Cuando el motor arrancó, se dio cuenta, con un estremecimiento de nerviosismo, que iba a volar con un completo extraño.
Al fin y al cabo, Mervyn Lovesey podía ser un piloto incompetente, poco experto, a los mandos de un avión mal revisado. Hasta cabía la posibilidad de que se dedicara a la trata de blancas y se propusiera venderla a un burdel turco. No, era demasiado vieja para eso. De todos modos, carecía de motivos para confiar en Lovesey. Sólo sabía que era inglés y tenía un aeroplano.

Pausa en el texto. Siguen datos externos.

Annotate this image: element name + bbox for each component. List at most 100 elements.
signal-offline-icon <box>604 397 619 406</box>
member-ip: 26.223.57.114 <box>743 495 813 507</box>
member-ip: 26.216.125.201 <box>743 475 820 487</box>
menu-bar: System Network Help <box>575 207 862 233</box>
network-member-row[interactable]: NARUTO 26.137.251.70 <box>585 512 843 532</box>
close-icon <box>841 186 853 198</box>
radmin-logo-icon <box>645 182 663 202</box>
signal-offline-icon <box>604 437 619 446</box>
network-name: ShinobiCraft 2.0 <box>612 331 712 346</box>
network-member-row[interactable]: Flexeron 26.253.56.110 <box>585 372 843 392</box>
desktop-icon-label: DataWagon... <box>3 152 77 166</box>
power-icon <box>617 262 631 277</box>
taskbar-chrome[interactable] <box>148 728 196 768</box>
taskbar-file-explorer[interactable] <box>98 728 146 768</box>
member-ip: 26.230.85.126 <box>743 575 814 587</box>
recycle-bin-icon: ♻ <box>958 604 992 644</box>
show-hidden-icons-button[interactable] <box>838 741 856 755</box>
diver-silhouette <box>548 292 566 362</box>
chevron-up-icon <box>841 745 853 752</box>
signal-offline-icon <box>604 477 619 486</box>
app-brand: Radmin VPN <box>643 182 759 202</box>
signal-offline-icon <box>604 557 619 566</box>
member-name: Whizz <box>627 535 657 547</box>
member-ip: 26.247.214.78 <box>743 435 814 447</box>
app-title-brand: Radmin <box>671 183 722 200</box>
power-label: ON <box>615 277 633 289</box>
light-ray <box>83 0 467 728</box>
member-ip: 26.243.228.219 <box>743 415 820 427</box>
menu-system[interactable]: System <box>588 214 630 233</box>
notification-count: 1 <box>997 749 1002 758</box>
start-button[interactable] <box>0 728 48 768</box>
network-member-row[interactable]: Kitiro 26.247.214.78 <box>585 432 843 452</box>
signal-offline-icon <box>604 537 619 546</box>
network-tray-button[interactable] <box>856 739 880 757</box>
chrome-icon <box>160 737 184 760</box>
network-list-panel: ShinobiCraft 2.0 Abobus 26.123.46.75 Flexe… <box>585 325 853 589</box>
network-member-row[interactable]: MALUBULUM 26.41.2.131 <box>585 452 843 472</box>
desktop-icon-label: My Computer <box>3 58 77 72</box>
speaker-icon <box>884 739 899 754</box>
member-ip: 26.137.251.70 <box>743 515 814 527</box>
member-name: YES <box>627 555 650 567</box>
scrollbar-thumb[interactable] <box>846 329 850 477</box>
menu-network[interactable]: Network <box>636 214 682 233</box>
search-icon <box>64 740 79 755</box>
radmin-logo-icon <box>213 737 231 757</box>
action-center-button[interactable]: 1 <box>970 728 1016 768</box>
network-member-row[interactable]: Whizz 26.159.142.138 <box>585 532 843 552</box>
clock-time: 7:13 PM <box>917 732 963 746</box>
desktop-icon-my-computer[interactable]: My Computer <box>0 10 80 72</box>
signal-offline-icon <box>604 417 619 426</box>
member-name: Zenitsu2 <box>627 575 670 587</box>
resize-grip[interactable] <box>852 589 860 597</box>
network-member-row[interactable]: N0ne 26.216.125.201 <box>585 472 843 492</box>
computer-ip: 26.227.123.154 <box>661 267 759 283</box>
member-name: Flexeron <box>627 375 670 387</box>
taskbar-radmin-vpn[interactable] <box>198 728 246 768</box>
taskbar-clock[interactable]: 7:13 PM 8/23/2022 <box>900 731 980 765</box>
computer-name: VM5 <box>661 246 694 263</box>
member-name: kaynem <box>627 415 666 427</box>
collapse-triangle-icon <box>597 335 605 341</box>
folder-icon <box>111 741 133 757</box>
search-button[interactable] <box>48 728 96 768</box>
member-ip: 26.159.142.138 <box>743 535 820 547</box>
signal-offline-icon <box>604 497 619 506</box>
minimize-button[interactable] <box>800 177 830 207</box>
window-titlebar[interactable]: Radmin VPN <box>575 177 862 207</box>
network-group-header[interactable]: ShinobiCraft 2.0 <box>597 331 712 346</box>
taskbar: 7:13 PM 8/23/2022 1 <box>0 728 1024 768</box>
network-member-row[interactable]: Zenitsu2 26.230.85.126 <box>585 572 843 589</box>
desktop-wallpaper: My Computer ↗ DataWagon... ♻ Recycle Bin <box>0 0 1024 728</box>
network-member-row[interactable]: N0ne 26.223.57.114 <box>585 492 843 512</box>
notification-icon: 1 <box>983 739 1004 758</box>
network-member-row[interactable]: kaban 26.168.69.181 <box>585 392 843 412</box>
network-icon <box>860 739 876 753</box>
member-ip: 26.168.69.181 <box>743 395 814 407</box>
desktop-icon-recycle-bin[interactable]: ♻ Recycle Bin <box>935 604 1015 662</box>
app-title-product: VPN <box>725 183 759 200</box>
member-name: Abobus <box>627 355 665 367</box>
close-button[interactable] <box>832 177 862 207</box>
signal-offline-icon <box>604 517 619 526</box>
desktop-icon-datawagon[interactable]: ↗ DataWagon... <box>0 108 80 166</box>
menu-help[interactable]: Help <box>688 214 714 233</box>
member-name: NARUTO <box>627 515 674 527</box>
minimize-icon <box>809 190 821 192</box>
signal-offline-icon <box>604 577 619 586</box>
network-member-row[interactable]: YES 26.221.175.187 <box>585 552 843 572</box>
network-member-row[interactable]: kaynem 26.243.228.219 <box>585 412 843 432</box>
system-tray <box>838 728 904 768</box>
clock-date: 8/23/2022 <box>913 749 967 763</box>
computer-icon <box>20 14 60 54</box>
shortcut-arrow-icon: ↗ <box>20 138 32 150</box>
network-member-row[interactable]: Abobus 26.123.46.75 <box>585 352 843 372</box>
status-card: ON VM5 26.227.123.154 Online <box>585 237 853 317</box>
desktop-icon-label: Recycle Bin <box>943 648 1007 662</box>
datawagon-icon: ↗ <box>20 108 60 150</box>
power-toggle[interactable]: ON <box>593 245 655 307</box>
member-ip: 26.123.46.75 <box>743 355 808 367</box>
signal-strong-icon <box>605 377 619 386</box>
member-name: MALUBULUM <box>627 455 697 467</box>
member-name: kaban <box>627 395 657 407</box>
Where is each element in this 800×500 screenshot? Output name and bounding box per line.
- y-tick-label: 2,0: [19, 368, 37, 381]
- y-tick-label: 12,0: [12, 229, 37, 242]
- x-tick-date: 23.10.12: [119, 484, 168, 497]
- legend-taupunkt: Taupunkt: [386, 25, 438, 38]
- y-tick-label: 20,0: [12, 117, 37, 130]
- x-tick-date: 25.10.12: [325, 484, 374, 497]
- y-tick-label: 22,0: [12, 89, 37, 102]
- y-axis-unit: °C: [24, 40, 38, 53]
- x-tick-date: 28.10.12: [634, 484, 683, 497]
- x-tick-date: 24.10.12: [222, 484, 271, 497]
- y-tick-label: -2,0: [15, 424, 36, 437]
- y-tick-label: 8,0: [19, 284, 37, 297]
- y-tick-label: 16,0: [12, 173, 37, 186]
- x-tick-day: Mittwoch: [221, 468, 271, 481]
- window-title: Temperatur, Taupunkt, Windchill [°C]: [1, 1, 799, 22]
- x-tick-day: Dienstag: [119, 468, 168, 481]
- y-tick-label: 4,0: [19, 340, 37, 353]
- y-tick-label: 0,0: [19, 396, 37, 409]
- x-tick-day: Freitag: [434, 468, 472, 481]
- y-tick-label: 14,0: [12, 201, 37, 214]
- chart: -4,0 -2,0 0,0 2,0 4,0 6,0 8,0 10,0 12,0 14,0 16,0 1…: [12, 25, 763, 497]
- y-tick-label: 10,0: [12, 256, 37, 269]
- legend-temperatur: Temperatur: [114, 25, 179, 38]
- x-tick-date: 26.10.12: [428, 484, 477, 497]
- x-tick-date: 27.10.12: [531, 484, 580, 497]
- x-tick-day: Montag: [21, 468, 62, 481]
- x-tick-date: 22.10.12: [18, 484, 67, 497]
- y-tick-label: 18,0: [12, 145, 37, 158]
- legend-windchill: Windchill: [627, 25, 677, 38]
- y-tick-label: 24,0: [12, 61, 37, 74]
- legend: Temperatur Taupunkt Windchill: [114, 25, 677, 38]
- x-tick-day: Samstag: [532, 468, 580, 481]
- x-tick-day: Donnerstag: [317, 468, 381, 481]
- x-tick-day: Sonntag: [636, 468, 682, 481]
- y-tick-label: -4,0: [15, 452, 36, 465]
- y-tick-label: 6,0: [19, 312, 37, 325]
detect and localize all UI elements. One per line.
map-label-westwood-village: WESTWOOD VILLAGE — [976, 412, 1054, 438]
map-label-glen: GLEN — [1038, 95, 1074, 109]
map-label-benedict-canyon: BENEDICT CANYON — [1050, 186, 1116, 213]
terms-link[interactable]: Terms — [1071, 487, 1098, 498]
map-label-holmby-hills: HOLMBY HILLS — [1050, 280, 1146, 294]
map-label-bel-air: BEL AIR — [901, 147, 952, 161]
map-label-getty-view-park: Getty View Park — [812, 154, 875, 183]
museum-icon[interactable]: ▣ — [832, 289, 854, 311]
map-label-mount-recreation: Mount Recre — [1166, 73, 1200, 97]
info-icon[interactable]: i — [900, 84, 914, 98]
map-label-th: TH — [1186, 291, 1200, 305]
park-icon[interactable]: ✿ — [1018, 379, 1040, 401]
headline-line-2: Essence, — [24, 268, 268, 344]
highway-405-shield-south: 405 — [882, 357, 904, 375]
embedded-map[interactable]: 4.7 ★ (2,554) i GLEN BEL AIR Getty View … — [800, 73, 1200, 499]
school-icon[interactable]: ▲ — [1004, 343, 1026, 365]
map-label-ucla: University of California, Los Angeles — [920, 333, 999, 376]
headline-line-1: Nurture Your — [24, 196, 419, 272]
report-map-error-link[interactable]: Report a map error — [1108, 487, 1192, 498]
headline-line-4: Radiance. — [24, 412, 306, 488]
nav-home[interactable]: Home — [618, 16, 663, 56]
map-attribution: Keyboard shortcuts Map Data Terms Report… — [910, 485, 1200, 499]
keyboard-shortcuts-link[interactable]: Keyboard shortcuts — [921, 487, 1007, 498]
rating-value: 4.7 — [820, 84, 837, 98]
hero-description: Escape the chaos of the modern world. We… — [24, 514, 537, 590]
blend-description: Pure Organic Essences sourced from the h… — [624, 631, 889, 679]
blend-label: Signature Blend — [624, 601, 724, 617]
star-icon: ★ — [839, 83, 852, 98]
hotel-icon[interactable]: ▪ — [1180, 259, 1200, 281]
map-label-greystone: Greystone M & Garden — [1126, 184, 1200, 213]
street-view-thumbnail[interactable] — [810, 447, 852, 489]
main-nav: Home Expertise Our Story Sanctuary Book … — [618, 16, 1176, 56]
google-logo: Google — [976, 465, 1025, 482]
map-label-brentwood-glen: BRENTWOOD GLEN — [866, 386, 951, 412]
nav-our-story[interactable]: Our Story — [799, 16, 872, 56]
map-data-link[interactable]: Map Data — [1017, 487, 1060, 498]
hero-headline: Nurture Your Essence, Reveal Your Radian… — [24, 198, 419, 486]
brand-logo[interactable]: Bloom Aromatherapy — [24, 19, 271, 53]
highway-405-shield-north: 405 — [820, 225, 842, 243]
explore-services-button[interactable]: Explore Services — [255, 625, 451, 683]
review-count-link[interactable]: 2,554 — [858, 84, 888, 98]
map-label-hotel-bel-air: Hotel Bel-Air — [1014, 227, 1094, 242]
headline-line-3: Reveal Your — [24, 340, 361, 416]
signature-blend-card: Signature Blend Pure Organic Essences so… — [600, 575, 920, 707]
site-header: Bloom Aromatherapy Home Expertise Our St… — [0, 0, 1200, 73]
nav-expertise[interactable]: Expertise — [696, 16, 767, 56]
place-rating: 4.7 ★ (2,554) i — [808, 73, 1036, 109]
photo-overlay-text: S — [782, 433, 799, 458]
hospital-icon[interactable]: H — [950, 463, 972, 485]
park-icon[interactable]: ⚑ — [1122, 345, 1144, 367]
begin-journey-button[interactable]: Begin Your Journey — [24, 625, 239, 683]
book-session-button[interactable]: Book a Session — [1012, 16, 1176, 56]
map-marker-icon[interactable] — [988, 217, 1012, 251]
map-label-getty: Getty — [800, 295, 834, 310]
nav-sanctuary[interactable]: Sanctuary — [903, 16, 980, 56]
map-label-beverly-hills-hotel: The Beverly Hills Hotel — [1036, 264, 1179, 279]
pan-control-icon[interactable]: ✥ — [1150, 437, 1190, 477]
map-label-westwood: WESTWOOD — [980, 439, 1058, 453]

Nancy había volado tres veces, pero siempre en aviones grandes de cabinas cerradas. Nunca había subido a un biplano pasado de moda. Era como volar en un coche descapotable. El avión aceleró por la pista. El rugido del motor martilleó sus oídos y el viento abofeteó sus orejeras.
El avión de pasajeros en el que Nancy había volado se había elevado con suavidad, pero éste subió de golpe, como un caballo de carreras que saltara una valla. Después, Lovesey lo ladeó con tal brusquedad que Nancy se agarró con todas sus fuerzas, temerosa de caer, a pesar del cinturón de seguridad. ¿Tendría aquel hombre permiso de piloto?
Lovesey enderezó el avión, que se elevó con gran rapidez. Su vuelo parecía más comprensible y menos milagroso que el de un gran avión de pasajeros. Nancy veía las alas, respiraba el aire, oía el aullido del pequeño motor y lo sentía planear, sentía la hélice bombeando aire y el viento alzando las anchas alas de tela, como se sentía una cometa al sujetar el hilo. Tal sensación no existía en un avión cerrado.
Sin embargo, percibir la lucha del pequeño aeroplano por volar le causaba una sensación molesta en el estómago. Las alas eran simples objetos frágiles de madera y lona; la hélice podía atorarse, romperse o desprenderse; el viento a favor podía cambiar y soplar en contra; cabía la posibilidad de encontrar niebla, rayos o tormentas.